Probably the most famous of these projects is the neural lace being developed by the Elon Musk-backed biotech company Neuralink. The description of the idea is deceptively simple, and perhaps shrouds the sheer audacity of what the neural lace is supposed to be — a brain implant that can connect any person’s mind to a cloud to facilitate super-intelligence in human beings. Neuralink’s initial goal is to focus on medical applications to help those afflicted by neurological disorders and degenerative brain conditions.

Musk’s startup is expressly interested in using the neural lace to allow humans to control A.I. and robotic systems through pure mental commands. Musk and his colleagues want to essentially tear down the divisions between human and machine — just as a cyberbrain would.
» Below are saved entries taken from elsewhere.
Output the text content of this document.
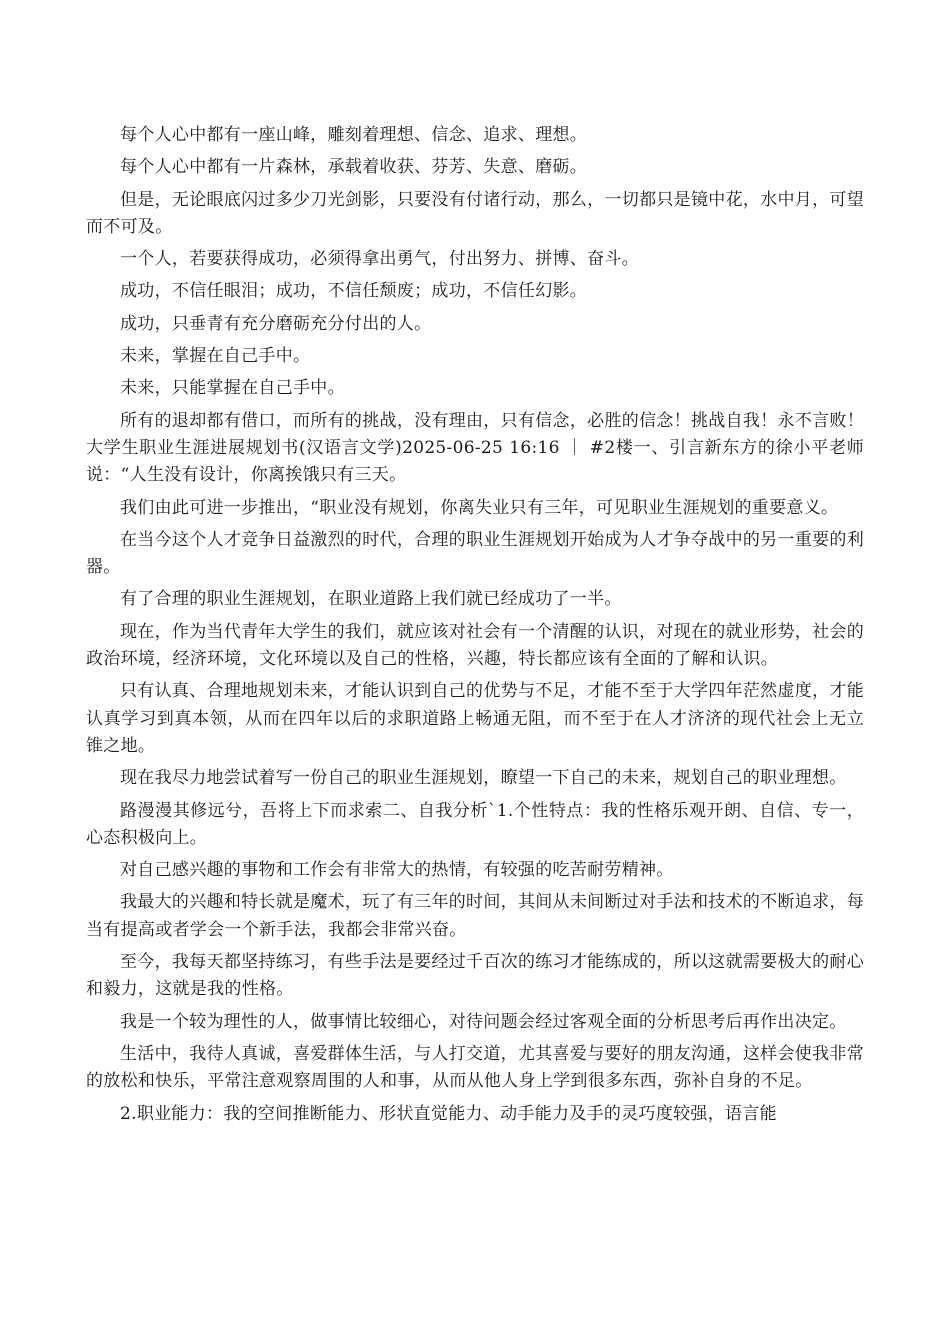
每个人心中都有一座山峰，雕刻着理想、信念、追求、理想。

每个人心中都有一片森林，承载着收获、芬芳、失意、磨砺。

但是，无论眼底闪过多少刀光剑影，只要没有付诸行动，那么，一切都只是镜中花，水中月，可望而不可及。

一个人，若要获得成功，必须得拿出勇气，付出努力、拼博、奋斗。

成功，不信任眼泪；成功，不信任颓废；成功，不信任幻影。

成功，只垂青有充分磨砺充分付出的人。

未来，掌握在自己手中。

未来，只能掌握在自己手中。

所有的退却都有借口，而所有的挑战，没有理由，只有信念，必胜的信念！挑战自我！永不言败！大学生职业生涯进展规划书(汉语言文学)2025-06-25 16:16 ｜ #2楼一、引言新东方的徐小平老师说：“人生没有设计，你离挨饿只有三天。

我们由此可进一步推出，“职业没有规划，你离失业只有三年，可见职业生涯规划的重要意义。

在当今这个人才竞争日益激烈的时代，合理的职业生涯规划开始成为人才争夺战中的另一重要的利器。

有了合理的职业生涯规划，在职业道路上我们就已经成功了一半。

现在，作为当代青年大学生的我们，就应该对社会有一个清醒的认识，对现在的就业形势，社会的政治环境，经济环境，文化环境以及自己的性格，兴趣，特长都应该有全面的了解和认识。

只有认真、合理地规划未来，才能认识到自己的优势与不足，才能不至于大学四年茫然虚度，才能认真学习到真本领，从而在四年以后的求职道路上畅通无阻，而不至于在人才济济的现代社会上无立锥之地。

现在我尽力地尝试着写一份自己的职业生涯规划，瞭望一下自己的未来，规划自己的职业理想。

路漫漫其修远兮，吾将上下而求索二、自我分析`1.个性特点：我的性格乐观开朗、自信、专一，心态积极向上。

对自己感兴趣的事物和工作会有非常大的热情，有较强的吃苦耐劳精神。

我最大的兴趣和特长就是魔术，玩了有三年的时间，其间从未间断过对手法和技术的不断追求，每当有提高或者学会一个新手法，我都会非常兴奋。

至今，我每天都坚持练习，有些手法是要经过千百次的练习才能练成的，所以这就需要极大的耐心和毅力，这就是我的性格。

我是一个较为理性的人，做事情比较细心，对待问题会经过客观全面的分析思考后再作出决定。

生活中，我待人真诚，喜爱群体生活，与人打交道，尤其喜爱与要好的朋友沟通，这样会使我非常的放松和快乐，平常注意观察周围的人和事，从而从他人身上学到很多东西，弥补自身的不足。

2.职业能力：我的空间推断能力、形状直觉能力、动手能力及手的灵巧度较强，语言能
Neuralink has already tested their device on mice, but the company is looking to test it in humans as soon as it’s proven safe enough. The device doesn’t actually go straight into the brain, instead sitting outside of the blood-brain barrier. This means it won’t be as sensitive as a directly inserted brain implant, but it can still interact with and interface with neurons embedded in the brain.

When it comes to outright controlling other devices using the brain, scientists have already proved the feasibility behind this incredible achievement — usually in the form of robotic prosthetics designed to replace damaged body parts. More recently, Korean scientists developed a “cyborg system” fitted on the back of turtles’ shells and connected to a BCI system that allowed people to control the animal’s directions and motions by a pointed light source.

Of course, while the scientific and technological achievements of these projects are incredible, they do very little to assuage people’s fears of being hacked and controlled like some characters are in the world of Ghost in the Shell. A Pew Research Center study last year demonstrated that Americans are terrified that the prospect of technological implants will basically strip people of their humanity and turn them into controllable robots. And thus far, Musk and others haven’t been able to demonstrate that their technologies, taken to an extreme, won’t be used for such nefarious purposes.

Nevertheless, the future of brain implants is certainly on its way. The cyberbrain of Ghost in the Shell is more than just a possible future — it’s going to happen. The only question is how far we’ll go augment the advantages of such a meld of human and machine systems and mitigate the downsides.